Ungarns Regierung will die Notstandsgesetzgebung ausdehnen - und erlitt damit eine Niederlage im Parlament, vorerst.


Offiziell heißt es "Gefahrensituation", doch einem Notstand kommt es sehr nahe. Als die ungarische Regierung diesen Zustand wegen der Coronavirus-Pandemie vor knapp zwei Wochen ausgerufen hat, erhielt das nationalkonservative Kabinett von Premierminister Viktor Orban schon mehr Handlungsfreiheit. Doch nicht die Schließung der Grenzen, von Schulen und Universitäten sowie andere Beschränkungen im öffentlichen Leben sorgten für Kritik im In- und Ausland - schließlich haben auch andere europäische Staaten ähnliche Maßnahmen ergriffen, um die Ausbreitung des Virus einzudämmen. Unmut löst vielmehr das Vorhaben aus, die Notstandsgesetzgebung auszudehnen und damit Regieren per Dekret für viele Monate zu ermöglichen.
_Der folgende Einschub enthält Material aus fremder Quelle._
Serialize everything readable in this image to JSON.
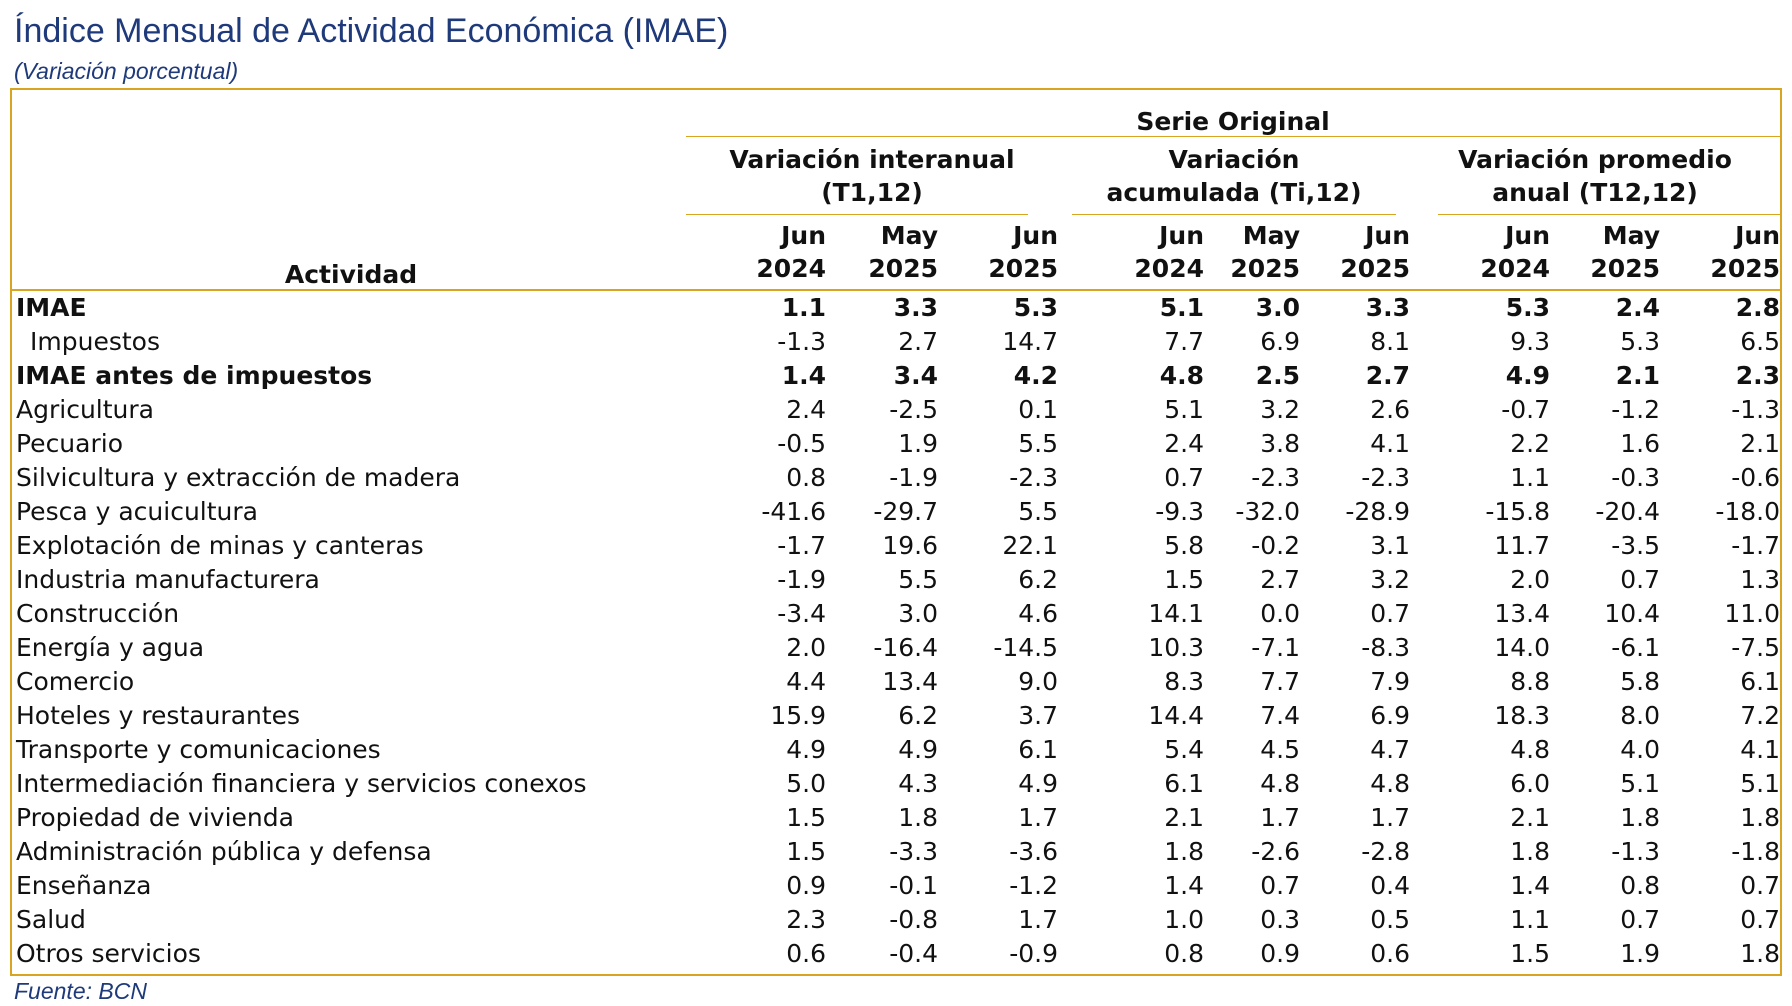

Damit erlitten Orban und seine Regierungspartei Fidesz am Montag eine Niederlage im Parlament. Ihr umstrittenes Notlagengesetz wurde nicht außerordentlich auf die Tagesordnung gesetzt, da die nötige Vier-Fünftel-Mehrheit verfehlt wurde. 137 Abgeordnete (rund 72 Prozent) stimmten mit Ja, 52 mit Nein.

Erfolg bei nächster Abstimmung programmiert

Das Gesetz ist damit allerdings nicht vom Tisch: Nun wird Fidesz die dringliche Behandlung des Gesetzes kommende Woche erneut auf die Tagesordnung setzen. Da hier eine Zwei-Drittel-Mehrheit ausreicht, über die die Orban-Partei verfügt, ist eine erfolgreiche Abstimmung wohl programmiert.

Mit dem Gesetz soll die Regel aufgehoben werden, dass das Abgeordnetenhaus die "Gefahrensituation" nach 15 Tagen bestätigen muss. Stattdessen könnte diese ohne Zustimmung der Mandatare verlängert werden. Das Parlament würde an Bedeutung verlieren.

Wie die Nachrichtenagentur AFP aus dem Dokument zitiert, soll die Regierung so das Recht erhalten, "die Anwendung bestimmter Gesetze per Dekret auszusetzen", feste Vorgaben nicht einzuhalten und "andere außergewöhnliche Maßnahmen einzuführen, um die Stabilität des Lebens, der Gesundheit, der persönlichen und materiellen Sicherheit der Bürger wie der Wirtschaft zu garantieren". Vorgesehen sind auch Änderungen am Strafrecht, sodass lange Haftstrafen bei Verstößen gegen die Quarantäne-Maßnahmen verhängt werden könnten. Gefängnisaufenthalt könnte auch bei der Verbreitung von Falschnachrichten drohen.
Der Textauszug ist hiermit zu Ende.